Julia Chester Emery traveled the world in her work encouraging the mission of the Episcopal Church. For forty years, she led what would become the Episcopal Church Women (in her day, the Episcopal Women’s Auxiliary). She knew Jesus in her life and wanted to share the love of God with the world. Stretching the confines of what was possible for women’s leadership, Emery’s work changed the church and the world in her decades long ministry. The United Thank Offering that she helped start shapes mission even now.
From her home in New York City, she traveled to China, Japan, Hong Kong, the Philippines, Hawaii, and to every Episcopal diocese in the US. She worked hard for the recognition for deaconesses as professionals. Even in the face of the rigors of travel (we think it’s hard now!), she wrote that she set out with “hope for enlargement of vision.”
There is something curious about commemorating someone whose life was so global and stretched so many boundaries in the middle of a pandemic. We have become so aware of our vulnerability to each other, and yet our lives are more physically circumscribed than ever before. Even breathing next to another person in this pandemic is potentially to risk your life—and, maybe even more profoundly—theirs.
On the threshold of this new year, I, too, want to pray for “hope for enlargement of vision.” My county’s Covid-19 update is delivered at precisely 11:03 every morning: a daily reminder of lives lost, case counts increasing.

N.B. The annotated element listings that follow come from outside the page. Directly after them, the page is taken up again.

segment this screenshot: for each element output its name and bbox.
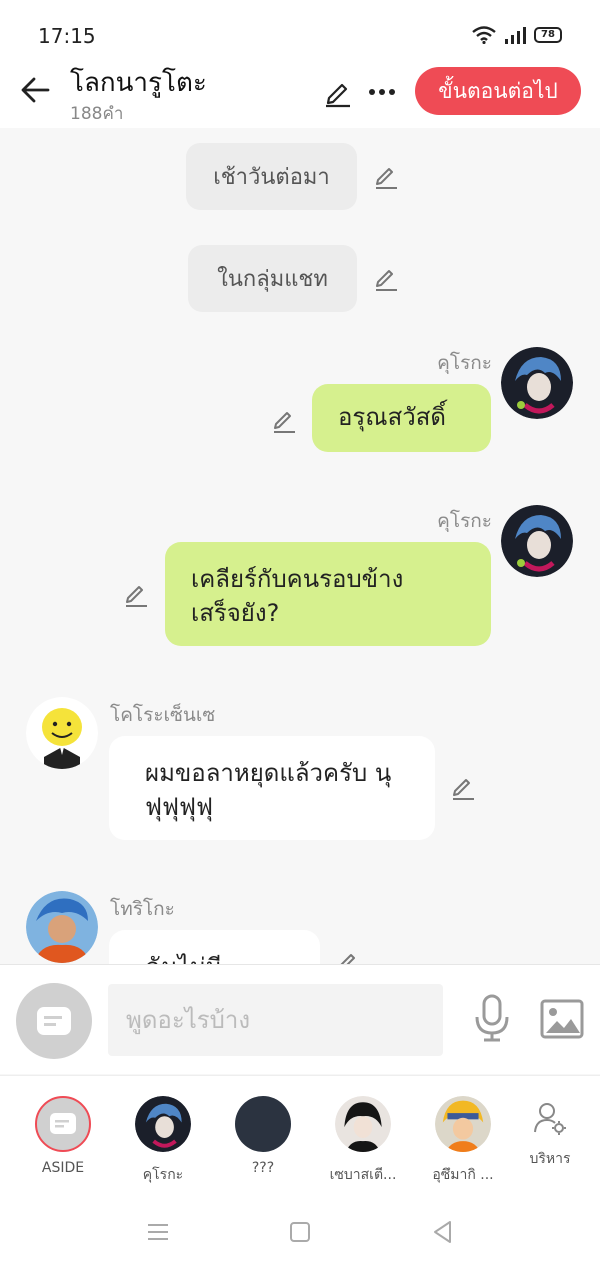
sender-name: โคโระเซ็นเซ	[110, 704, 216, 726]
manage-characters-button[interactable]: บริหาร	[500, 1100, 600, 1170]
avatar-kuroka[interactable]	[501, 505, 573, 577]
back-arrow-icon[interactable]	[18, 72, 54, 108]
edit-pencil-icon[interactable]	[372, 162, 400, 190]
message-text-line: ฟุฟุฟุฟุ	[145, 793, 213, 821]
edit-pencil-icon[interactable]	[122, 580, 150, 608]
message-text-line: ผมขอลาหยุดแล้วครับ นุ	[145, 759, 392, 787]
character-name: อุซึมากิ ...	[432, 1167, 494, 1183]
character-selector: ASIDE คุโรกะ ??? เซบาสเตี... อุซึมากิ ..…	[0, 1075, 600, 1195]
microphone-icon[interactable]	[472, 993, 512, 1043]
avatar-kuroka	[135, 1096, 191, 1152]
message-bubble[interactable]: อรุณสวัสดิ์	[312, 384, 491, 452]
aside-icon	[50, 1113, 76, 1134]
status-time: 17:15	[38, 24, 96, 48]
sender-name: คุโรกะ	[437, 352, 492, 374]
status-icons: 78	[472, 26, 562, 44]
message-text: ฉันไม่มีปัญหา	[145, 953, 221, 964]
back-nav-icon[interactable]	[430, 1219, 456, 1245]
edit-pencil-icon[interactable]	[449, 773, 477, 801]
aside-toggle-button[interactable]	[16, 983, 92, 1059]
home-icon[interactable]	[287, 1219, 313, 1245]
status-bar: 17:15 78	[0, 0, 600, 60]
avatar-sebastian	[335, 1096, 391, 1152]
next-step-button[interactable]: ขั้นตอนต่อไป	[415, 67, 581, 115]
avatar-naruto	[435, 1096, 491, 1152]
chat-area: เช้าวันต่อมา ในกลุ่มแชท คุโรกะ อรุณสวัสด…	[0, 128, 600, 964]
message-bubble[interactable]: ผมขอลาหยุดแล้วครับ นุ ฟุฟุฟุฟุ	[109, 736, 435, 840]
more-options-icon[interactable]	[366, 76, 398, 108]
aside-icon	[37, 1007, 71, 1035]
battery-icon: 78	[534, 27, 562, 43]
edit-title-icon[interactable]	[322, 76, 354, 108]
sender-name: คุโรกะ	[437, 510, 492, 532]
edit-pencil-icon[interactable]	[372, 264, 400, 292]
signal-icon	[505, 27, 526, 44]
narration-bubble[interactable]: ในกลุ่มแชท	[188, 245, 357, 312]
edit-pencil-icon[interactable]	[334, 948, 362, 964]
message-text: อรุณสวัสดิ์	[338, 403, 446, 431]
manage-users-icon	[534, 1103, 566, 1135]
message-bubble[interactable]: ฉันไม่มีปัญหา	[109, 930, 320, 964]
word-count: 188คำ	[70, 104, 124, 124]
character-naruto[interactable]: อุซึมากิ ...	[413, 1096, 513, 1186]
character-name: คุโรกะ	[142, 1167, 184, 1183]
manage-label: บริหาร	[529, 1151, 571, 1167]
character-sebastian[interactable]: เซบาสเตี...	[313, 1096, 413, 1186]
character-aside[interactable]: ASIDE	[13, 1096, 113, 1176]
avatar-korosensei[interactable]	[26, 697, 98, 769]
unknown-avatar	[235, 1096, 291, 1152]
message-text-line: เคลียร์กับคนรอบข้าง	[191, 565, 404, 593]
sender-name: โทริโกะ	[110, 898, 175, 920]
character-name: ???	[251, 1160, 275, 1176]
message-input[interactable]	[108, 984, 443, 1056]
message-input-bar	[0, 964, 600, 1074]
message-text-line: เสร็จยัง?	[191, 599, 280, 627]
story-title: โลกนารูโตะ	[70, 68, 207, 98]
character-name: ASIDE	[41, 1160, 85, 1176]
message-bubble[interactable]: เคลียร์กับคนรอบข้าง เสร็จยัง?	[165, 542, 491, 646]
character-unknown[interactable]: ???	[213, 1096, 313, 1176]
wifi-icon	[472, 26, 496, 44]
avatar-toriko[interactable]	[26, 891, 98, 963]
avatar-kuroka[interactable]	[501, 347, 573, 419]
character-name: เซบาสเตี...	[329, 1167, 397, 1183]
character-kuroka[interactable]: คุโรกะ	[113, 1096, 213, 1186]
system-nav-bar	[0, 1195, 600, 1267]
chat-header: โลกนารูโตะ 188คำ ขั้นตอนต่อไป	[0, 60, 600, 128]
edit-pencil-icon[interactable]	[270, 406, 298, 434]
image-icon[interactable]	[540, 999, 584, 1039]
recent-apps-icon[interactable]	[145, 1219, 171, 1245]
aside-avatar	[35, 1096, 91, 1152]
narration-bubble[interactable]: เช้าวันต่อมา	[186, 143, 357, 210]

It has been too easy to allow our vision to become as small as the towns we barely leave or our fury at the latest political outrage.
One of the projects Emery founded as part of her work was the creation of the “thank offering” box, in which small amounts of money could be saved, given in moments of gratitude. I think in this year of being forced to slow down and notice small blessings, we can find some common ground with her there, too. Among my small blessings: a new running practice, listening to my kids play together when they don’t think I’m paying attention, random text messages to church members whom I haven’t seen since March. There have been harder blessings, too: like our older members, we’re all homebound now. That we’ve begun to offer church services online and over the phone has brought them deeper participation, something we’d never done before but will certainly continue.
Here’s my prayer with Julia,
Dear God, we thank you for the witness of Julia Chester Emery. Give us the grace to widen our vision as she did, that we may see your hand at work in our lives and follow where you lead in thanksgiving for blessings small and great.